The result of the eclipse of the left is that the drama of the clash of ideas in Israel is currently taking place in the center-rightward side of the arena. The battle is being fought between a disenchanted, realist outlook, as represented by Ariel Sharon and his allies, and the redemptive ambitions of the religious nationalist camp. The flagship of the latter has for a generation been the settlement enterprise in Judea, Samaria and Gaza. Nevertheless, it should be understood that the clash between Sharon and the Yesha Council [representing settlements in Judea, Samaria and Gaza] is not ultimately an argument over demarcation and real estate. Rather, it is about fundamentally differing conceptions of democracy, of Jewish statehood, and ultimately of the very dynamics governing international affairs.

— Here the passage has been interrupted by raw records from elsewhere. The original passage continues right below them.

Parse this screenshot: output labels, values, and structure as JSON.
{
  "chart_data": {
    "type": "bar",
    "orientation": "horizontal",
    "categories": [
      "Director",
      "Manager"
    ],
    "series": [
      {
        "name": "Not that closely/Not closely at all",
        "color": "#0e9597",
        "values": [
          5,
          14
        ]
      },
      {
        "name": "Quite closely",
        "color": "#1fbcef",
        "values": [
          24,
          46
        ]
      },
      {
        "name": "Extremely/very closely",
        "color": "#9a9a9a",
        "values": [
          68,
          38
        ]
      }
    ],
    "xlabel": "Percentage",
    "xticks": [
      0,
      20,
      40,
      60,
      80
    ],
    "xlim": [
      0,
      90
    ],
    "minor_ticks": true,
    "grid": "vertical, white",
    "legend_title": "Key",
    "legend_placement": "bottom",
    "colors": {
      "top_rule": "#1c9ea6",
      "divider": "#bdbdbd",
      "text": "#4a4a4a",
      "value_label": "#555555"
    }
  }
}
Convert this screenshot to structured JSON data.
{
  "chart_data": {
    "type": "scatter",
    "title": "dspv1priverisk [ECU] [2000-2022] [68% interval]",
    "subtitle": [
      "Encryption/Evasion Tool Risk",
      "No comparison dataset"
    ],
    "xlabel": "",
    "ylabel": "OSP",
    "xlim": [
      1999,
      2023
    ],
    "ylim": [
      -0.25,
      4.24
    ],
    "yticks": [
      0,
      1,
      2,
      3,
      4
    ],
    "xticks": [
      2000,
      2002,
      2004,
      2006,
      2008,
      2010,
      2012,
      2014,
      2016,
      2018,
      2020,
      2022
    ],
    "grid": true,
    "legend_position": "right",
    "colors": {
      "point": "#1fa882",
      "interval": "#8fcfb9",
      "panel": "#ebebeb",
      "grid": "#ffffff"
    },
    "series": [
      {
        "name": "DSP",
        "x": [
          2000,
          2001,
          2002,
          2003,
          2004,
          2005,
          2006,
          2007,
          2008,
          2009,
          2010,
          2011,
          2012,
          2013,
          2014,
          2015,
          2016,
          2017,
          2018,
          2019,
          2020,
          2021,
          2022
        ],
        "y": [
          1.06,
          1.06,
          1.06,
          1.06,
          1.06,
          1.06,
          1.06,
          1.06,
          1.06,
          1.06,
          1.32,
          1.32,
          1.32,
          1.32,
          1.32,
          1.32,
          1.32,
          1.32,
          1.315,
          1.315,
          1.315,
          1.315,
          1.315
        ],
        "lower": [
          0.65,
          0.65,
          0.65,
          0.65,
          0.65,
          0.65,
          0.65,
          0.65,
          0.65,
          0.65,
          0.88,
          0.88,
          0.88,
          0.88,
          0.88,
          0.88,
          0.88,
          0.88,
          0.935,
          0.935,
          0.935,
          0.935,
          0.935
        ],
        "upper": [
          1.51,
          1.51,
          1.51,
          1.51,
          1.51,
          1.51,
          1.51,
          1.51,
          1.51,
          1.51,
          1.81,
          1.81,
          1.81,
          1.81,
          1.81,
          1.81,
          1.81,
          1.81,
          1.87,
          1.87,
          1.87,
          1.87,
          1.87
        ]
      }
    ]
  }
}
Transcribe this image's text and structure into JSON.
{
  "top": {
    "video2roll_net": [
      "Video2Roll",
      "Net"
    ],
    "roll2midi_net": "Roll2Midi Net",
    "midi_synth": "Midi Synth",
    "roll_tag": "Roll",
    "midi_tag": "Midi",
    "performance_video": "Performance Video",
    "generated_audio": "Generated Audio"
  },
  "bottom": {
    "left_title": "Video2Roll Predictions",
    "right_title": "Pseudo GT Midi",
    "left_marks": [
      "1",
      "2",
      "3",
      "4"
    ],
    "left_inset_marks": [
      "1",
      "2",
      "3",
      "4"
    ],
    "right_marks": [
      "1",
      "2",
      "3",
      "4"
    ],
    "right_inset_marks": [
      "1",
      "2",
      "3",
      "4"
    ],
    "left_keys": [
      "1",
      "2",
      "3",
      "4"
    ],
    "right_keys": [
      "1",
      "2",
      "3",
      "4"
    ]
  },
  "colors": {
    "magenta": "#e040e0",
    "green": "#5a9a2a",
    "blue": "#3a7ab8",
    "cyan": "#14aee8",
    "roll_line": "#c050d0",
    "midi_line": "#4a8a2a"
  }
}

For right-of-center Israelis, the right to construct Jewish communities in Judea, Samaria and Gaza is axiomatic. And in a society increasingly demobilized, fragmented and self-critical, the apparent willingness of the settlers to cleave to old, treasured values and pay the price for them awakened the admiration of circles far beyond the religious nationalist public from which their leadership has been drawn.
Nevertheless, it is becoming increasingly apparent that the agenda of the most militant elements of the Yesha leadership, and their political allies in, for example, the Jewish leadership group of Moshe Feiglin, are far from the concerns, ambitions and desires of the greater part of the Israeli Jewish public. They are also far from anything resembling classical Zionism. Feiglin, the controller of around 130 votes in the Likud Party Central Committee, and one of the architects of the prime minister’s defeat in the Likud referendum in April 2004, openly advocates disobedience by Israel Defense Forces soldiers to thwart disengagement. “No one can overcome God’s will to keep us in Gaza,” he tells his followers. He also favors stripping Arab Israelis of their citizenship, ending military service for women and establishing a Sanhedrin on the Temple Mount. Such views, exotic and bizarre to the Israeli mainstream, are representative of the wilder streams now preparing civil disobedience. The clash between Feiglin and his allies and the prime minister and his camp is thus about more than disengagement from Gaza and part of northern Samaria. With increasingly unveiled calls to sedition being heard, it is shaping up to be about the right of elected government to govern, and a clash between the advocates of Jewish nationalism as we have known it and the partisans of something else entirely.
As for the “road map” guiding the advocates of disengagement, its key elements are the following items:
–Firstly, a rejection of arguments positing the imminent emergence of “democratic” leaderships in various parts of the Middle East and among the Palestinians, and the consequent emergence of a consensual “peace between democracies.” Abu Mazen’s latest statements in support of the so-called “right of return” and his rejection of firm action against Palestinian terror groups indicate that for the foreseeable future, Israel is likely to remain a Jewish democracy surrounded by neighbors seeking its demise. Palestinian nationalism has not yet crossed the Rubicon of historical rapprochement with Israel. It is showing no signs of being about to do so.
–Secondly, the awareness that something must be done. Demographic realities make the status quo untenable. A Jewish state presiding over an Arab majority will be an arrangement with a brief future ahead of it.
–Thirdly, the awareness that the bringing into being of a Palestinian state with provisional borders, created as part of a process of cooperation between Israel and its most important ally, the United States, represents the best possible outcome in the current reality. Irreconcilable issues will remain unreconciled. But a political arrangement including (limited) Palestinian sovereignty will have been established.
–Fourthly, Israel’s security in the dysfunctional region in which it is situated will continue to derive, in this arrangement, from the strength of its armed forces and their technological edge.
Disengagement is the first step along this road. The plan is the product of disenchantment, and hence has none of the heady thrills of utopia about it. In the weeks to come, its opponents, most significant among them advocates of theocracy of various stripes, will be mobilizing to make its implementation impossible. The future direction – internal and external – of the State of Israel will to no small extent be dependent on the outcome of this contest.